Social life requires and creates legibility. Thus, maintaining a self is necessary to be a social being. Everybody has to do it, it is a moral imperative of existing in society. The practicalities of daily life require creating roles, which harden into masks.
If Durkheim is to be believed, then the unitary self is more than a mere social convenience; it is a necessary feature of what it is to be human. The soul is the locus of everything that is sacred, that is, of our highest values. This makes deconstructing it even more problematic. Trying to reverse-engineer a wiring diagram of the self can be seen as a desecration, a violation of this most holy nexus.
Efforts to undermine the single self, then, are seen as subverting of morality. And rightly so! That’s not to say such efforts are actually bad, just that they interfere with standard moral reasoning, which requires there to be a self which makes choices, has some slightly magical qualities called “freedom” and “responsibility”, and is available to give credit or blame to as required.

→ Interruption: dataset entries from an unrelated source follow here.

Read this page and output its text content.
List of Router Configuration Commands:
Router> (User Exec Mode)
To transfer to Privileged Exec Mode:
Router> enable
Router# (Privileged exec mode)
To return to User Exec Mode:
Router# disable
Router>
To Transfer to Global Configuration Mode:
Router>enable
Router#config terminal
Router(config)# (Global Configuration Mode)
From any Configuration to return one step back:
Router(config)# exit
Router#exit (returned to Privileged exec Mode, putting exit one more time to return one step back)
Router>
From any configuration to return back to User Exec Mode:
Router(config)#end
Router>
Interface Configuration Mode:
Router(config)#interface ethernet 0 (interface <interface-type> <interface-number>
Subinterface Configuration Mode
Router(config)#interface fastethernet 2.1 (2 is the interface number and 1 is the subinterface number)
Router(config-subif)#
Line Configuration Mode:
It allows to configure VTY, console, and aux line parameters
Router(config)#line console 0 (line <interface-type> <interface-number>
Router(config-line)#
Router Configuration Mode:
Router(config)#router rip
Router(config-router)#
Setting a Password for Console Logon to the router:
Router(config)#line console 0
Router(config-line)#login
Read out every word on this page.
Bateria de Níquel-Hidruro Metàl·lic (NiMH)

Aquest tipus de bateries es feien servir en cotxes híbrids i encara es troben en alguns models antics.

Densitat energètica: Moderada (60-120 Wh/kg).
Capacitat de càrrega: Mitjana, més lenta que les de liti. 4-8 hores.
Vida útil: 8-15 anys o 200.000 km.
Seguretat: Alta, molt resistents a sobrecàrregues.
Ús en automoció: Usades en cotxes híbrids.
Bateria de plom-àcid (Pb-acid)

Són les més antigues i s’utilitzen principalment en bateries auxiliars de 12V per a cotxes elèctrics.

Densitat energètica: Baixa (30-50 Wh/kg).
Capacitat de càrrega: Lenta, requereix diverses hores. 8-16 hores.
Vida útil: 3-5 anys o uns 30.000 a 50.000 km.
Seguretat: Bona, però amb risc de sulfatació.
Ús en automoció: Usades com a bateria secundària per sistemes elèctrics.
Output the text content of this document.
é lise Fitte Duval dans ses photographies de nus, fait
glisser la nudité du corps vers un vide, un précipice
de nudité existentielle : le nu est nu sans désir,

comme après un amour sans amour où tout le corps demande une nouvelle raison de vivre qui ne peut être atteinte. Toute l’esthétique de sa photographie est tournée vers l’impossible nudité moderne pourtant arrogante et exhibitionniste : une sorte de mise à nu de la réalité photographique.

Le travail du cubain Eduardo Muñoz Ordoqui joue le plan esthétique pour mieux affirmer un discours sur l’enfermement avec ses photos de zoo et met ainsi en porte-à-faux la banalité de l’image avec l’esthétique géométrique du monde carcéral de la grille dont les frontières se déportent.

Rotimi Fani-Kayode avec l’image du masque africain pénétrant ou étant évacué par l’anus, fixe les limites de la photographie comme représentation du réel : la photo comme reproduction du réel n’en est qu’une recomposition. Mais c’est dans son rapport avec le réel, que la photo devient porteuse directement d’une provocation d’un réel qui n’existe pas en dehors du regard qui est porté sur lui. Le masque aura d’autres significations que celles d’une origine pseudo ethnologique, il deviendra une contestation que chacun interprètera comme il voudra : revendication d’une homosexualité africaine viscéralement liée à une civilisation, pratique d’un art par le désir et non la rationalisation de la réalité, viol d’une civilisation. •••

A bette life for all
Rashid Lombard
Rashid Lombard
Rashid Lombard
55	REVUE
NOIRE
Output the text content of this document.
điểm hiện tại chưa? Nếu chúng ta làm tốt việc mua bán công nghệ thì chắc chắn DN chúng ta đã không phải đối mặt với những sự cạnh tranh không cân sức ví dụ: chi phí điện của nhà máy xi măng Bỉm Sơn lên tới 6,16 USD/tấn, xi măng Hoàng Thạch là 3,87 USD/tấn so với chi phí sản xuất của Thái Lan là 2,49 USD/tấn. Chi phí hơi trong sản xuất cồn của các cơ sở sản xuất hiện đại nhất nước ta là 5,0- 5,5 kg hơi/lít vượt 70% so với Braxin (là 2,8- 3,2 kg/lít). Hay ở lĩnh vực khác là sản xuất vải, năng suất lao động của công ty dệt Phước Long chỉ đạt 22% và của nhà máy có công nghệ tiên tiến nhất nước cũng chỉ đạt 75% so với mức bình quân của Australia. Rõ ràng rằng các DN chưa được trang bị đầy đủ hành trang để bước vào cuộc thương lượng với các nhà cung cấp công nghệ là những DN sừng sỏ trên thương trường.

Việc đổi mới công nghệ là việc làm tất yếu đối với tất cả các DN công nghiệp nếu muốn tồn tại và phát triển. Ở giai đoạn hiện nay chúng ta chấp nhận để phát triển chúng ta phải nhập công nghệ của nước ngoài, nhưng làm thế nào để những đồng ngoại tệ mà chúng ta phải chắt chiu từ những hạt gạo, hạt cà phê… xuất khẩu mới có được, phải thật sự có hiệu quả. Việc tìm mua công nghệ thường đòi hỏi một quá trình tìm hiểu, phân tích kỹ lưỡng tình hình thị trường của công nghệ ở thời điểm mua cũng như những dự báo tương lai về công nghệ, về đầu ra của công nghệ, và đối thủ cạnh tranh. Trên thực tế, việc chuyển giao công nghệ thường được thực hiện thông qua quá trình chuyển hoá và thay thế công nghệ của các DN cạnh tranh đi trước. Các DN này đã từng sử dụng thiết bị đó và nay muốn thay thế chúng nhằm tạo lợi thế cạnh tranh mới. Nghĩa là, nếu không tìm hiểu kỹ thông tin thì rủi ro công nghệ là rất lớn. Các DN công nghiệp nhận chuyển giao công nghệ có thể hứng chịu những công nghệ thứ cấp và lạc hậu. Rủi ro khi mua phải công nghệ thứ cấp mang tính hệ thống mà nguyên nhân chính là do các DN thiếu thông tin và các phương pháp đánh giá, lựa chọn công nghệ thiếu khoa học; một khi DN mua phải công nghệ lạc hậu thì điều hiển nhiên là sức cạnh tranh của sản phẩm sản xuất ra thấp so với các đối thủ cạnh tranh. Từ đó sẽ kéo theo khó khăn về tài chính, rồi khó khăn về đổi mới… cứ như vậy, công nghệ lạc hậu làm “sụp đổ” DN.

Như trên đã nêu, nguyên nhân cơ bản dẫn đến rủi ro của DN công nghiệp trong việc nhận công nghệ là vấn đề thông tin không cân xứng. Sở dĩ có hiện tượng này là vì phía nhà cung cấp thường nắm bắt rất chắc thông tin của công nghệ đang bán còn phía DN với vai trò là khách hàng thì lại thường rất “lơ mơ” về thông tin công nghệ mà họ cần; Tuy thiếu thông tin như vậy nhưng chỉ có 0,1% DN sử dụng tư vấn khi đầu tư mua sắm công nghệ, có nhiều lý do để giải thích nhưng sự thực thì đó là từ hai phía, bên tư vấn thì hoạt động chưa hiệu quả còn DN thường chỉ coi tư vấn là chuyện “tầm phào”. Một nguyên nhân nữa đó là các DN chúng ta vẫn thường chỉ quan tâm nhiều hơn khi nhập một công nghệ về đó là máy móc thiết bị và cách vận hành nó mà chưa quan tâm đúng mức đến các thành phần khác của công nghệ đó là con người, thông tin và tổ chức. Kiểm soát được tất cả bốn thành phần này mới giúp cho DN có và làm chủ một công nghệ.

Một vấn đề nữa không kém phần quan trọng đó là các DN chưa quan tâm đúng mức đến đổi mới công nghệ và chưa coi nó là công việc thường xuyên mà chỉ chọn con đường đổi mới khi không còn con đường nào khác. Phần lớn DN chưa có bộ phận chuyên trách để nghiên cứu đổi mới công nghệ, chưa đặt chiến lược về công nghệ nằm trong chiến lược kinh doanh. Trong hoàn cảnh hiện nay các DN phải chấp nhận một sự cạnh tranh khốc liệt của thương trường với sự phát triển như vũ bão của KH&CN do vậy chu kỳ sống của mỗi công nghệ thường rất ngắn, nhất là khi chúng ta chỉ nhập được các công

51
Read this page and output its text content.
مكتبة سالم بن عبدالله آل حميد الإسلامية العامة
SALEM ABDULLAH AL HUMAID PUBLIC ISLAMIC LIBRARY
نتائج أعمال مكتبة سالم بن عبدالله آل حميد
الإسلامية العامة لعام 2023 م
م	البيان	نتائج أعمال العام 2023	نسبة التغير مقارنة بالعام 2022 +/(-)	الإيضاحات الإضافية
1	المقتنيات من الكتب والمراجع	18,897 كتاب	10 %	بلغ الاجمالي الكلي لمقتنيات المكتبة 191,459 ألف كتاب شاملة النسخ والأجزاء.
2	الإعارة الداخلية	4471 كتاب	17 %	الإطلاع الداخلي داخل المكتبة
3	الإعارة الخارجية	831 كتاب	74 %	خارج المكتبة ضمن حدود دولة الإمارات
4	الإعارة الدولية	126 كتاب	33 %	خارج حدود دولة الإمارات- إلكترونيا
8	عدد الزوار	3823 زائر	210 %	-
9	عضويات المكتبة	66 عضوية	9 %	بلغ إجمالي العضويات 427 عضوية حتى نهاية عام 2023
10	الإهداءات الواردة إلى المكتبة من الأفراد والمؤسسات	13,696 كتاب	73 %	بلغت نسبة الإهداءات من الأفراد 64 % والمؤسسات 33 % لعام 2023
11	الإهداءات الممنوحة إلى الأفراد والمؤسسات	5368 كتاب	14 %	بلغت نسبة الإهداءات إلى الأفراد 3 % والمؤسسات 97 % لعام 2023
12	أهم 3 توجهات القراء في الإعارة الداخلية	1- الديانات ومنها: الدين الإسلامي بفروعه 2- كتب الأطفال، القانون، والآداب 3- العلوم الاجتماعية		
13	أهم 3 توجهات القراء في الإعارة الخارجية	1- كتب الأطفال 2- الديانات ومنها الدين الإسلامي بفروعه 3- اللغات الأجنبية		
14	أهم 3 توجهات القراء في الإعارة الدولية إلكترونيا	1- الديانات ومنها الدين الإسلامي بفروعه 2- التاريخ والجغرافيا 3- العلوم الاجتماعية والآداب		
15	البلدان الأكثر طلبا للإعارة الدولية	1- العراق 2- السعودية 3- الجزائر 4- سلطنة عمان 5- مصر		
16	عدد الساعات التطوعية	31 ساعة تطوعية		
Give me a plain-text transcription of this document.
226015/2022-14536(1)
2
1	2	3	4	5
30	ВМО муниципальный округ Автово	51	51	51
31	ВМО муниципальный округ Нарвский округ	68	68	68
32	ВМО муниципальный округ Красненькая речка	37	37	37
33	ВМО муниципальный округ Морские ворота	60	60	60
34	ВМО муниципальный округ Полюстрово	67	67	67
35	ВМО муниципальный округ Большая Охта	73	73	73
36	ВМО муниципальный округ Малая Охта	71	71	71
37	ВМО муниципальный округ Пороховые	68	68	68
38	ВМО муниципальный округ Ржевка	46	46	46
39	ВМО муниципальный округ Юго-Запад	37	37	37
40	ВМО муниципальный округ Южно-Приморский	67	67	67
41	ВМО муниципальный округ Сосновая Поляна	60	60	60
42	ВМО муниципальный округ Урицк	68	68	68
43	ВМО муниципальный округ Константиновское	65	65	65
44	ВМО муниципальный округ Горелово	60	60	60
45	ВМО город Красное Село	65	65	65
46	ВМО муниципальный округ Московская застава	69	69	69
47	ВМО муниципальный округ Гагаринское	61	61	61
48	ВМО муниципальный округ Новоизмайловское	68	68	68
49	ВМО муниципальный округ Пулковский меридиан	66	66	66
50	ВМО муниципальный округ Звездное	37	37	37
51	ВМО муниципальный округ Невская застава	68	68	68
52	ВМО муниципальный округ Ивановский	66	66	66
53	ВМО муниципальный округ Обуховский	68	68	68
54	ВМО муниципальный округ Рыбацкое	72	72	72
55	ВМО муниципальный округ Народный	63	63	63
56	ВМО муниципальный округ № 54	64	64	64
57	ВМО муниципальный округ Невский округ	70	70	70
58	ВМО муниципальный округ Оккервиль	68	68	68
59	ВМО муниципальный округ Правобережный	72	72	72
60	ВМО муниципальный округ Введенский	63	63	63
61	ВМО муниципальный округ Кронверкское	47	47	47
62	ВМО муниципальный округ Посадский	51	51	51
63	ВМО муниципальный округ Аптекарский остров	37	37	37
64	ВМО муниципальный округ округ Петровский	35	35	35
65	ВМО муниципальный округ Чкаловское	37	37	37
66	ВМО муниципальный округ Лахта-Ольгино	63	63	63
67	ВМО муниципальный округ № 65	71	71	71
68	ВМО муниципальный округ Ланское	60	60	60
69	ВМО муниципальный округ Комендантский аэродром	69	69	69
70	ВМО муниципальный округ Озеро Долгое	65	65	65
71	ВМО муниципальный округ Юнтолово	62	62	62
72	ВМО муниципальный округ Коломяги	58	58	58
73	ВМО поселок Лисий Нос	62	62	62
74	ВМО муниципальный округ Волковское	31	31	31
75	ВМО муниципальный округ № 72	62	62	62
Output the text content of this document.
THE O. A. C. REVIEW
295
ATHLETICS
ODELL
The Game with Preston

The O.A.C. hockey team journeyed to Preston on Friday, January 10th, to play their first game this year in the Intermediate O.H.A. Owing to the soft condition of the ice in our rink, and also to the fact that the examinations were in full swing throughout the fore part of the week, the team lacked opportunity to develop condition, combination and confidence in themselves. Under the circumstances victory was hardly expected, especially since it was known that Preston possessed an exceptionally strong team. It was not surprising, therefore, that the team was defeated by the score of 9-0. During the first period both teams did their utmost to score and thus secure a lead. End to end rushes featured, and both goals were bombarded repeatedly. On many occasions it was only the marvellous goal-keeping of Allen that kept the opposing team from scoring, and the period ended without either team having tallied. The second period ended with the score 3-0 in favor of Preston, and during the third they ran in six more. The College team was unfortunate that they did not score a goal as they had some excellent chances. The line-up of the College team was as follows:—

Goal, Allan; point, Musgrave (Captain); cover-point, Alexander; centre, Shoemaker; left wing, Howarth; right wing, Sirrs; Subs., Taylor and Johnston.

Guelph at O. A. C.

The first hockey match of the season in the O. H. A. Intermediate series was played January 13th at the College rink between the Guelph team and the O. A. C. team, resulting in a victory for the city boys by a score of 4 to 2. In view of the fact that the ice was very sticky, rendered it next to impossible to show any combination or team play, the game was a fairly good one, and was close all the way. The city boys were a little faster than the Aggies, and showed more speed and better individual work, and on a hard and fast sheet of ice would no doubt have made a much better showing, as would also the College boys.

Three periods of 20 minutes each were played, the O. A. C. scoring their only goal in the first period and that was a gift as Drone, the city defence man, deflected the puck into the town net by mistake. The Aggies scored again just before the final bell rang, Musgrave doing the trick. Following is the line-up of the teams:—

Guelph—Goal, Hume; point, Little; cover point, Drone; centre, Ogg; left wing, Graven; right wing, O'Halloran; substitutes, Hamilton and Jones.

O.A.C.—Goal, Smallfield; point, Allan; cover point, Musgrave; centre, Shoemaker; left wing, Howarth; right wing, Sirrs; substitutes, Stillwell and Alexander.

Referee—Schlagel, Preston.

To undermine this is to shirk a duty.
Morality is tightly linked to the set of values defined by sacralization, with the consequence that persons are the definitionally the most important thing there is, with a transcendent value over the everyday. Theistic religion performs this elevation of personhood by means of a divine Person that humans are images of; secular humanism performs it more directly, but they both take the idea of personhood as both fixed and of basically infinite value.